Stay updated with the latest cybersecurity news.

2020’s most notorious cyber attacks: SolarWinds and more

By Reason Cybersecurity

on Wed Jan 20 2021

What do SolarWinds, Garmin, and Shirbit all have in common? They’re all members of the ‘Most Notorious Cyber Attacks of 2020” club. Unfortunately, it’s not a very exclusive club; many businesses belong to this club and all of them were victims of catastrophic cyber attacks. Here’s a look at some of the most notorious cyber attacks of 2020.

The SolarWinds supply chain hack

The cyber attack on SolarWinds has the dubious honor of being not just one of the worst attacks of 2020, but one of the worst of the last decade. On December 13, a wave of  US government agencies, as well as several corporate and international organizations, began reporting that they’d been victims of a massive cyber attack caused by a hack on SolarWinds, the company that provides corporate-level IT management solutions to U.S. federal agencies. While the full scale and damage of the attack have yet to be unpacked, we already know that the threat it poses is enormous.

GPS vulnerabilities exposed 

The GPS and fitness giant, Garmin, is another high-profile cyber attack of 2020. Garmin was hit with WastedLocker ransomware, which encrypted the company’s internal systems and shut down its critical services including Garmin Connect and flyGarmin as well as the company’s email systems and customer call centers, essentially crippling operations. 

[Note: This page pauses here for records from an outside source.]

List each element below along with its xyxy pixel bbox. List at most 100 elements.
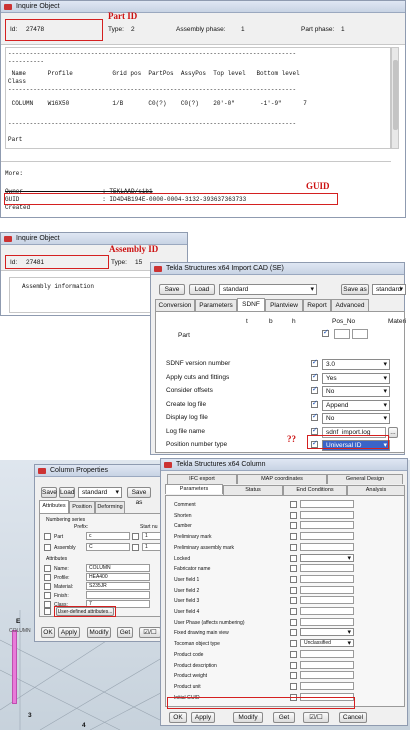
sdnf-row-checkbox[interactable]	[311, 399, 318, 408]
tab-map-coordinates[interactable]: MAP coordinates	[237, 474, 327, 484]
preset-select[interactable]: standard	[219, 284, 317, 295]
get-button[interactable]: Get	[117, 627, 133, 638]
uda-field-checkbox[interactable]	[290, 511, 297, 519]
more-text-area[interactable]: More: Owner : TEKLAAD/sib1 GUID : ID4D4B…	[1, 161, 391, 217]
title-bar[interactable]: Column Properties	[35, 465, 173, 477]
sdnf-row-select[interactable]: No	[322, 413, 390, 424]
uda-field-checkbox[interactable]	[290, 575, 297, 583]
uda-field-checkbox[interactable]	[290, 618, 297, 626]
uda-field-input[interactable]	[300, 671, 354, 680]
tab-attributes[interactable]: Attributes	[39, 500, 69, 513]
uda-field-input[interactable]	[300, 660, 354, 669]
uda-field-checkbox[interactable]	[290, 501, 297, 508]
sdnf-row-select[interactable]: No	[322, 386, 390, 397]
part-start-checkbox[interactable]	[132, 533, 139, 540]
title-bar[interactable]: Tekla Structures x64 Column	[161, 459, 407, 471]
uda-field-input[interactable]	[300, 510, 354, 519]
load-button[interactable]: Load	[59, 487, 75, 498]
vertical-scrollbar[interactable]	[391, 47, 399, 149]
save-as-button[interactable]: Save as	[341, 284, 369, 295]
load-button[interactable]: Load	[189, 284, 215, 295]
browse-button[interactable]: ...	[388, 426, 398, 438]
sdnf-row-select[interactable]: 3.0	[322, 359, 390, 370]
uda-checkbox[interactable]	[44, 608, 51, 615]
tab-conversion[interactable]: Conversion	[155, 299, 195, 311]
uda-field-input[interactable]	[300, 542, 354, 551]
tab-report[interactable]: Report	[303, 299, 331, 311]
uda-field-checkbox[interactable]	[290, 650, 297, 658]
part-prefix-input[interactable]: c	[86, 532, 130, 540]
tab-position[interactable]: Position	[69, 501, 95, 513]
uda-field-input[interactable]	[300, 649, 354, 658]
tab-advanced[interactable]: Advanced	[331, 299, 369, 311]
uda-field-input[interactable]	[300, 564, 354, 573]
material-input[interactable]: S235JR	[86, 582, 150, 590]
modify-button[interactable]: Modify	[233, 712, 263, 723]
uda-field-checkbox[interactable]	[290, 661, 297, 669]
uda-field-select[interactable]	[300, 628, 354, 637]
name-checkbox[interactable]	[44, 565, 51, 572]
title-bar[interactable]: Inquire Object	[1, 233, 187, 245]
sdnf-row-checkbox[interactable]	[311, 385, 318, 394]
uda-field-checkbox[interactable]	[290, 565, 297, 573]
uda-field-input[interactable]	[300, 617, 354, 626]
uda-field-checkbox[interactable]	[290, 608, 297, 615]
save-button[interactable]: Save	[41, 487, 57, 498]
save-as-field[interactable]: standard	[372, 284, 406, 295]
uda-field-input[interactable]	[300, 532, 354, 541]
apply-button[interactable]: Apply	[191, 712, 215, 723]
title-bar[interactable]: Inquire Object	[1, 1, 405, 13]
uda-field-checkbox[interactable]	[290, 586, 297, 594]
tab-deforming[interactable]: Deforming	[95, 501, 125, 513]
uda-field-checkbox[interactable]	[290, 554, 297, 562]
tab-sdnf[interactable]: SDNF	[237, 298, 265, 311]
tab-analysis[interactable]: Analysis	[347, 485, 405, 495]
assembly-start-checkbox[interactable]	[132, 544, 139, 551]
ok-button[interactable]: OK	[41, 627, 55, 638]
uda-field-checkbox[interactable]	[290, 543, 297, 551]
preset-select[interactable]: standard	[78, 487, 122, 498]
uda-field-input[interactable]	[300, 521, 354, 530]
sdnf-row-checkbox[interactable]	[311, 412, 318, 421]
uda-field-select[interactable]	[300, 553, 354, 562]
material-checkbox[interactable]	[44, 583, 51, 590]
tab-general-design[interactable]: General Design	[327, 474, 403, 484]
assembly-prefix-input[interactable]: C	[86, 543, 130, 551]
assembly-info-box[interactable]: Assembly information	[9, 277, 157, 313]
profile-checkbox[interactable]	[44, 574, 51, 581]
sdnf-row-checkbox[interactable]	[311, 372, 318, 381]
profile-input[interactable]: HEA400	[86, 573, 150, 581]
uda-field-select[interactable]: Unclassified	[300, 639, 354, 648]
report-text-area[interactable]: ----------------------------------------…	[5, 47, 391, 149]
posno-checkbox[interactable]	[322, 328, 329, 337]
sdnf-row-select[interactable]: Yes	[322, 372, 390, 384]
uda-field-input[interactable]	[300, 574, 354, 583]
uda-field-checkbox[interactable]	[290, 682, 297, 690]
scroll-thumb[interactable]	[393, 60, 398, 130]
tab-status[interactable]: Status	[223, 485, 283, 495]
uda-field-input[interactable]	[300, 500, 354, 508]
uda-field-checkbox[interactable]	[290, 629, 297, 637]
uda-field-checkbox[interactable]	[290, 672, 297, 680]
name-input[interactable]: COLUMN	[86, 564, 150, 572]
apply-button[interactable]: Apply	[58, 627, 80, 638]
uda-field-input[interactable]	[300, 681, 354, 690]
uda-field-input[interactable]	[300, 596, 354, 605]
toggle-all-button[interactable]: ☑/☐	[139, 627, 161, 638]
tab-parameters[interactable]: Parameters	[165, 484, 223, 494]
class-checkbox[interactable]	[44, 601, 51, 608]
tab-plantview[interactable]: Plantview	[265, 299, 303, 311]
posno-field-1[interactable]	[334, 329, 350, 339]
finish-input[interactable]	[86, 591, 150, 599]
uda-field-checkbox[interactable]	[290, 640, 297, 648]
get-button[interactable]: Get	[273, 712, 295, 723]
finish-checkbox[interactable]	[44, 592, 51, 599]
sdnf-row-checkbox[interactable]	[311, 426, 318, 435]
tab-parameters[interactable]: Parameters	[195, 299, 237, 311]
posno-field-2[interactable]	[352, 329, 368, 339]
uda-field-checkbox[interactable]	[290, 597, 297, 605]
cancel-button[interactable]: Cancel	[339, 712, 367, 723]
uda-field-input[interactable]	[300, 607, 354, 615]
ok-button[interactable]: OK	[169, 712, 187, 723]
column-member[interactable]	[12, 630, 17, 704]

The Shirbit ransomware attack 

Next up in notoriety, is the ransomware attack on Shirbit, an Israeli insurance provider that serves many Israeli government employees. The attackers managed to breach Shirbit and acquire the company’s private records, threatening to publicly release those records unless a ransom fee was paid. The attack on Shirbit constitutes an attack on the country’s national security as many of the stolen records contained personal information about top Israeli government officials.

Death by ransomware

Far worse than monetary loss, was the death of a woman caused by a ransomware attack on a university hospital in Dusseldorf, Germany. The hospital had to turn away a patient suffering from a life-threatening illness after it was unable to access its systems, which had been knocked out by the attack. The patient was forced to seek services at a distant hospital which delayed her treatment and sadly resulted in her death. 

Twitter vulnerability exposed

And let’s not forget the cyber attack on Twitter where hackers took over the Twitter accounts of dozens of high profile celebrities, entrepreneurs, and politicians in addition to the Twitter accounts of several cryptocurrency companies. While the $118,000 in bitcoin that the hackers managed to steal was not significant monetarily, what is significant is that the attack exposed Twitter’s vulnerability and showed how easily hackers were able to compromise its network and take over user accounts.

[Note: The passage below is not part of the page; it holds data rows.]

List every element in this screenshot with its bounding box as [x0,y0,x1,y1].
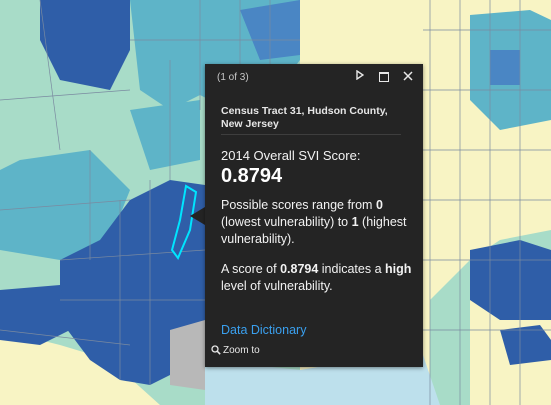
tract-area-very-high-east[interactable] [470,240,551,320]
next-feature-button[interactable] [353,69,367,84]
park-area [170,320,205,390]
dock-button[interactable] [377,70,391,84]
data-dictionary-link[interactable]: Data Dictionary [221,323,306,337]
desc-level: high [385,262,412,276]
score-range-text: Possible scores range from 0 (lowest vul… [221,197,417,248]
range-low-value: 0 [375,198,383,212]
popup-header: (1 of 3) [205,64,423,91]
close-icon [403,71,413,81]
popup-title: Census Tract 31, Hudson County, New Jers… [221,105,388,130]
zoom-to-button[interactable]: Zoom to [211,345,260,356]
feature-popup: (1 of 3) Census Tract 31, Hudson County,… [205,64,423,367]
score-label: 2014 Overall SVI Score: [221,148,361,163]
magnifier-icon [211,345,221,355]
desc-text-2: indicates a [318,262,386,276]
vulnerability-description: A score of 0.8794 indicates a high level… [221,261,417,295]
desc-text-1: A score of [221,262,281,276]
score-value: 0.8794 [221,165,283,187]
zoom-to-label: Zoom to [223,345,260,356]
tract-area-high-northeast[interactable] [490,50,520,85]
range-text-1: Possible scores range from [221,198,376,212]
desc-score: 0.8794 [280,262,319,276]
range-text-2: (lowest vulnerability) to [221,215,352,229]
next-arrow-icon [356,69,365,81]
dock-icon [379,72,389,82]
popup-pager: (1 of 3) [217,72,249,83]
divider [221,134,401,135]
range-high-value: 1 [351,215,359,229]
desc-text-3: level of vulnerability. [221,279,333,293]
popup-pointer [190,207,205,225]
close-button[interactable] [401,70,415,84]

An assault on Westech International’s missile supply chain 

Perhaps most frightening of all, however, was the MAZE ransomware attack on Westech International, which provides support for the Minuteman III ICBM, an important component of the US nuclear deterrent arsenal. Westech is also a subcontractor of global aerospace, defense, and security company, Northrop-Grumman, whose main client is the US government. It doesn’t take much imagination to understand the severe implications of this attack.

Lessons learned

2020’s cyber attacks constitute not just a wakeup call to businesses to prioritize their cybersecurity, but also an opportunity for lessons learned. For example, we’ve learned that supply chain vulnerabilities are at a far greater risk of attack and can result in far more damage than we previously thought. We’ve also learned that businesses should just assume they’ll be attacked. It’s not a question of if, it’s when. Therefore, they must prepare themselves for this eventuality by implementing robust cybersecurity and continuity plans. 

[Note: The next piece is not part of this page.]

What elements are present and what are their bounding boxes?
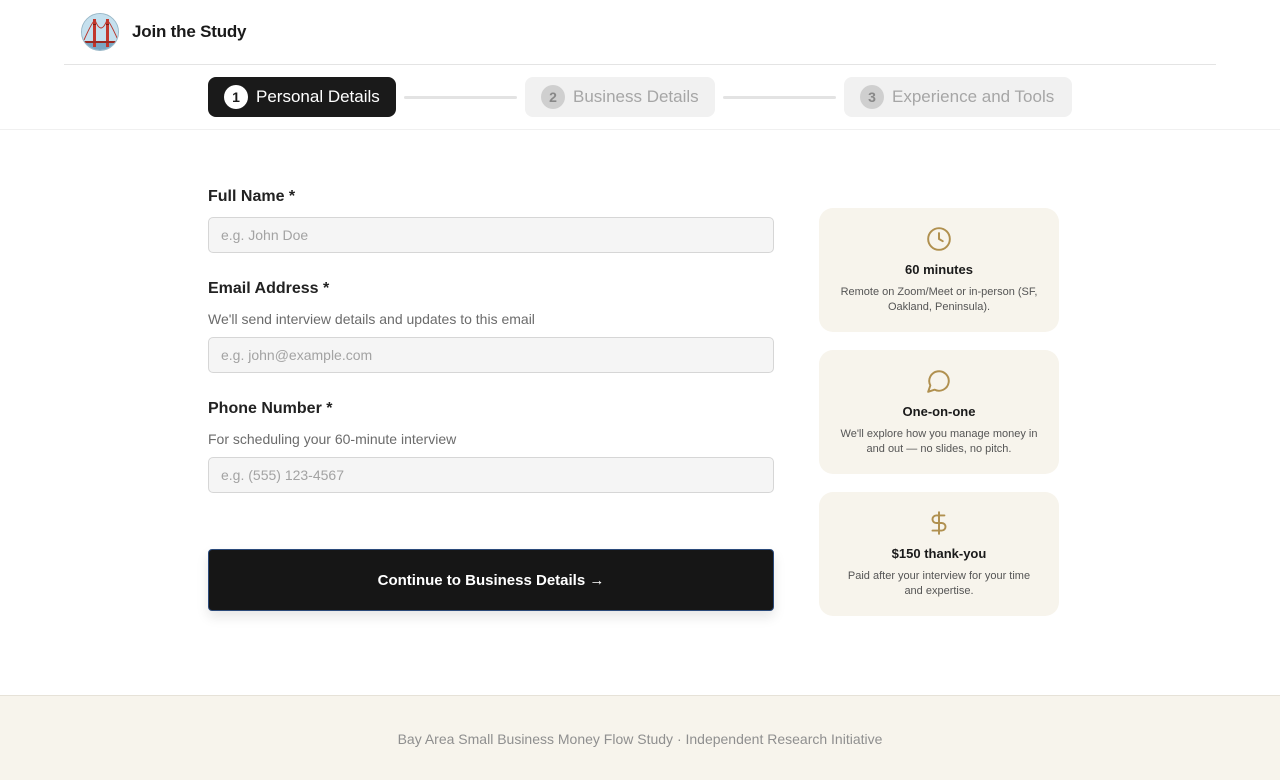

In addition, we know that ransomware attacks are growing in sophistication and that a preferred method of delivery for ransomware is phishing. Consequently, organizations must provide cybersecurity training to their employees and actively foster a cybersecurity mindset. Furthermore, even with well-trained employees, businesses shouldn’t give employees access to controls, data, or tools unless they fall within the scope of the employee’s job.  Finally, we’ve learned that businesses urgently need to secure their systems and end-user devices with powerful endpoint security. 

What we’ve known all along

The lessons we’ve learned from 2020  should help us refocus on something we’ve known all along: businesses are not powerless to protect themselves. They just need to up their cybersecurity game. With training, managed employee access, and vigorous endpoint security, cyber attacks can be prevented and businesses can be protected.